The Pentagon's top weapons buyer defended the P-8A Poseidon from an audit that found the aircraft can't perform its main missions such as hunting submarines and conducting wide-area surveillance.

Frank Kendall, the undersecretary of defense for acquisition, technology and logistics, described the Boeing Co.-made plane as a "good product" and the Navy's acquisition effort to buy a total of 122 of the aircraft at an estimated cost of $35 billion as a "relatively successful program."

His comments came Tuesday during a House Armed Services Committee hearing on the military's plans to shift strategic emphasis to the Asia-Pacific region. He was responding to questions from Rep. Jackie Speier, D-Calif., who cited a forthcoming report by the Pentagon's top weapons tester, J. Michael Gilmore, that concluded the aircraft isn't effective at such missions.

Gilmore, the Pentagon's director of operational testing and evaluation, in a report expected to be released Wednesday, "found the aircraft is not effective for the mission of hunting submarines or performing reconnaissance over large areas due to a number of major deficiencies,'" Speier said. "So tell me why the department decided to go into full-rate production anyway," she said, referring to the Pentagon's Jan. 3 authorization to increase production of the aircraft.

Kendall replied that the P-8 is being fielded in phases with incremental advances in technology.

"The capabilities that the DOT&E report talked about not being there are underway. They're coming," he said. "We're going to move onto wider-area surveillance capabilities I think within a few years. So the aircraft actually is, I think, a relatively successful program despite the tone of that report."

"So you just dispute the report outright?" Speier asked.

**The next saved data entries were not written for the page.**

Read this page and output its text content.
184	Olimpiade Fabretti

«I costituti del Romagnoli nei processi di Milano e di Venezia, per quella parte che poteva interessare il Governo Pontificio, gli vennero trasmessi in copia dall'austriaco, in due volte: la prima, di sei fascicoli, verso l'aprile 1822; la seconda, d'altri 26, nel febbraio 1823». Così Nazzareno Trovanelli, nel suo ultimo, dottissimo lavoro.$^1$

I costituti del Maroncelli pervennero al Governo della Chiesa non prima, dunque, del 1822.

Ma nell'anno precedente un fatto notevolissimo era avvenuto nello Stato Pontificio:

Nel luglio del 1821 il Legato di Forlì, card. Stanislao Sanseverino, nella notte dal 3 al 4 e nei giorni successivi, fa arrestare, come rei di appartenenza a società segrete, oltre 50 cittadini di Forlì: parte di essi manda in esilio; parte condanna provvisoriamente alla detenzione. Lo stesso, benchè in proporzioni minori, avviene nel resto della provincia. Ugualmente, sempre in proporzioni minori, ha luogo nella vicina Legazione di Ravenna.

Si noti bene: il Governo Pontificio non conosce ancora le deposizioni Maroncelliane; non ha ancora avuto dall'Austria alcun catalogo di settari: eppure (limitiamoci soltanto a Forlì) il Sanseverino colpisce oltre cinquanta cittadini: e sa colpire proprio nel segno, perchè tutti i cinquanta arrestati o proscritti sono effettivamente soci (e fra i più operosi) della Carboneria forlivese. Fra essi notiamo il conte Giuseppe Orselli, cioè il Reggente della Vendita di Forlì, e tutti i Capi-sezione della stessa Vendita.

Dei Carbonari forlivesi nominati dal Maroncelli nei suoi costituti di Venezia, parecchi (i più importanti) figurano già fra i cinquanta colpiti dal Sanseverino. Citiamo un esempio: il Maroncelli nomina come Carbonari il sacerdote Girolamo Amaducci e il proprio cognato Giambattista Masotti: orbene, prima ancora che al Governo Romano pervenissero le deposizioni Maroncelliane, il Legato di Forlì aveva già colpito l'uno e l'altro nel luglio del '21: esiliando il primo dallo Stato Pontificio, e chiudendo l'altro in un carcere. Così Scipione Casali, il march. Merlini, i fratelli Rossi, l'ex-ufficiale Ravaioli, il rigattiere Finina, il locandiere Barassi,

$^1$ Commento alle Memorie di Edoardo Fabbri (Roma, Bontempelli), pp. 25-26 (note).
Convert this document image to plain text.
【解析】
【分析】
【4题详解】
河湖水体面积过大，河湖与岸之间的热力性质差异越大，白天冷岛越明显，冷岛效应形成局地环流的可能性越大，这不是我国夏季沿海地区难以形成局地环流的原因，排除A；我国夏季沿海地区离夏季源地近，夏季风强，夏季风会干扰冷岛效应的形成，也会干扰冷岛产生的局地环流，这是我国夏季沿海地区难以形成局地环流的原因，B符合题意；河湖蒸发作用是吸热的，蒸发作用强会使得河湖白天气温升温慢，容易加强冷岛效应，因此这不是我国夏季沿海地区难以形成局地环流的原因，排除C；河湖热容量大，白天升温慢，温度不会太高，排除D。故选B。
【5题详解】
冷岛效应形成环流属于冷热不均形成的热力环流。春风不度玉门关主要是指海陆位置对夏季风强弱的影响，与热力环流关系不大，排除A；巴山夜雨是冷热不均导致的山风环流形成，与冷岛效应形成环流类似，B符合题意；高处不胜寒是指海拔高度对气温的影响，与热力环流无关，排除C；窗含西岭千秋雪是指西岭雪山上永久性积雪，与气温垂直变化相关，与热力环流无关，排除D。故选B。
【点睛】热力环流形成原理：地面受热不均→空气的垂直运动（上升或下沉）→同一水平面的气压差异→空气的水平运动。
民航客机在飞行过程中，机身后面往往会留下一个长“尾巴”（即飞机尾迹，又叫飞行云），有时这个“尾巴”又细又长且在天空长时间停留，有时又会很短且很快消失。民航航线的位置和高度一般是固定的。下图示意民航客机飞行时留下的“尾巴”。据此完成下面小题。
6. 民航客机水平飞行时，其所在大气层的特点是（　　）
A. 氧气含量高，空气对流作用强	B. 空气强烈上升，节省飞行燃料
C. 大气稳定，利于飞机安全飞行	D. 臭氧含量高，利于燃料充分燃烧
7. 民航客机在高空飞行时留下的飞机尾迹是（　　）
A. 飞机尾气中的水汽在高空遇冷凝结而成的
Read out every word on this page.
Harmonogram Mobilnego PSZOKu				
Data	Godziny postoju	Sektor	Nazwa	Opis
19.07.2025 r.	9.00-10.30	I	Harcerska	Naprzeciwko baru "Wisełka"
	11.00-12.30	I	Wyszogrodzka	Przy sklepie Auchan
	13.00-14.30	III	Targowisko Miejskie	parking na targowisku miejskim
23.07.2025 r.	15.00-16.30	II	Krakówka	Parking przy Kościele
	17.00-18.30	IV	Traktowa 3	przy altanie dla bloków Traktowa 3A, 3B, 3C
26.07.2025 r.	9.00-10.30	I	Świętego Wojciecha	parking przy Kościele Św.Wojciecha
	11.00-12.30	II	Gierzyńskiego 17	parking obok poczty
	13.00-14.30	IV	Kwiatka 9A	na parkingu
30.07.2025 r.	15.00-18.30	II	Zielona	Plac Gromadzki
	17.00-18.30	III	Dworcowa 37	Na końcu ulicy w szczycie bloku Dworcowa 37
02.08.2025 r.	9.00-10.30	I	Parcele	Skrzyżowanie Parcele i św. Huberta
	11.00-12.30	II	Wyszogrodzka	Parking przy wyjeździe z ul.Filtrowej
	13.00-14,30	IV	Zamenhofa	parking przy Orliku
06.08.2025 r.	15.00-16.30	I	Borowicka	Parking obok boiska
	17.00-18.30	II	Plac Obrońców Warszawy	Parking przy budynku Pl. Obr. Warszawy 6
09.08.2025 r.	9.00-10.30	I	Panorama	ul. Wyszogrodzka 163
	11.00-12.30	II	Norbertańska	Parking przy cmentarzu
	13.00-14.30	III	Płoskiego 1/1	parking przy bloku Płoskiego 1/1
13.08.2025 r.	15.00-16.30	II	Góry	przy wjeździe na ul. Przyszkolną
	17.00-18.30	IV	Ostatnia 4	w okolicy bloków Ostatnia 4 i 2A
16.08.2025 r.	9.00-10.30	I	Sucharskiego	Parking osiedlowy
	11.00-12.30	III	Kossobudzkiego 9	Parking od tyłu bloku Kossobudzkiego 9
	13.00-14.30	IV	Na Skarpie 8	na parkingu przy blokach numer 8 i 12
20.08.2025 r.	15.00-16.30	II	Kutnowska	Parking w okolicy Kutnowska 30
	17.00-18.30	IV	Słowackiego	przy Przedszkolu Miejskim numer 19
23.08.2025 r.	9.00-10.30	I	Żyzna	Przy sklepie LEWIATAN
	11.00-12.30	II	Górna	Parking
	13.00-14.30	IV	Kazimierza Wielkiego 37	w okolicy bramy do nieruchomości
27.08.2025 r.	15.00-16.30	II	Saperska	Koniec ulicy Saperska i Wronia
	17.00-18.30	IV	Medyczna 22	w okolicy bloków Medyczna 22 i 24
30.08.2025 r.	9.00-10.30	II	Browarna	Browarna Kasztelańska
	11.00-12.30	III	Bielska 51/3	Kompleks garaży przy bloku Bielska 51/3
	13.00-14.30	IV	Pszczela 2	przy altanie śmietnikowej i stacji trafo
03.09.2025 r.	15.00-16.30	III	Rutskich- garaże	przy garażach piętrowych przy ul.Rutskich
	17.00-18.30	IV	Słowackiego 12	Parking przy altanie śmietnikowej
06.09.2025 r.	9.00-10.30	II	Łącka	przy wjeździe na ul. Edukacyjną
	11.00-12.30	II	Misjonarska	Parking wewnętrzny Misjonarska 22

"The report is factually correct but it doesn't acknowledge the fact that this was the plan," Kendall said. "The plan was to develop a certain set and field a certain set of initial capabilities for local anti-submarine warfare capabilities and then add capabilities to that in increments. It's an acquisition strategy that has been used on a number of programs."

When Speier asked whether the plane's other mission components were performing to task, Kendall said the aircraft will initially be able to conduct anti-submarine warfare, or ASW, missions over a local area. After receiving additional sensor and processing packages, it will be able to do similar operations over a wider area, he said.

"But have we continued the production of this particular component, even though it has major deficiencies is my question," Speier said.

"When you say deficiencies, what that means is, it can't do certain things," Kendall replied. "It doesn't mean that it's a bad design. It doesn't mean that there are problems with the airplane. It's a very good product."

The Pentagon's inspector general's office in a report last year said the Navy needs to conduct more “critical testing” of the aircraft deciding to buy production models of the plane. The manufacturer later dismissed the report, saying it was satisfying the service's flight-testing program.

The P-8 Poseidon made by Chicago-based Boeing is based on the company’s commercial 737–800 twin-engine narrow-body airliner. The naval version is designed to replace the P-3C Orion made by Bethesda, Md.-based Lockheed Martin Corp, in conducting long-range missions to hunt submarines, among other ships, and collect intelligence.

Six of the P-8 planes in recent months were transferred to the Naval Air Facility Atsugi, Japan, as part of the so-called Pacific pivot.

"This is a super aircraft," Adm. Harry Harris, commander of the Navy's Pacific Fleet, said after flying in one as part of an eight-hour maritime surveillance mission last week over the East China Sea, according to an official press release. "In my opinion, the P-8A is exceeding its key performance parameters by a wide margin."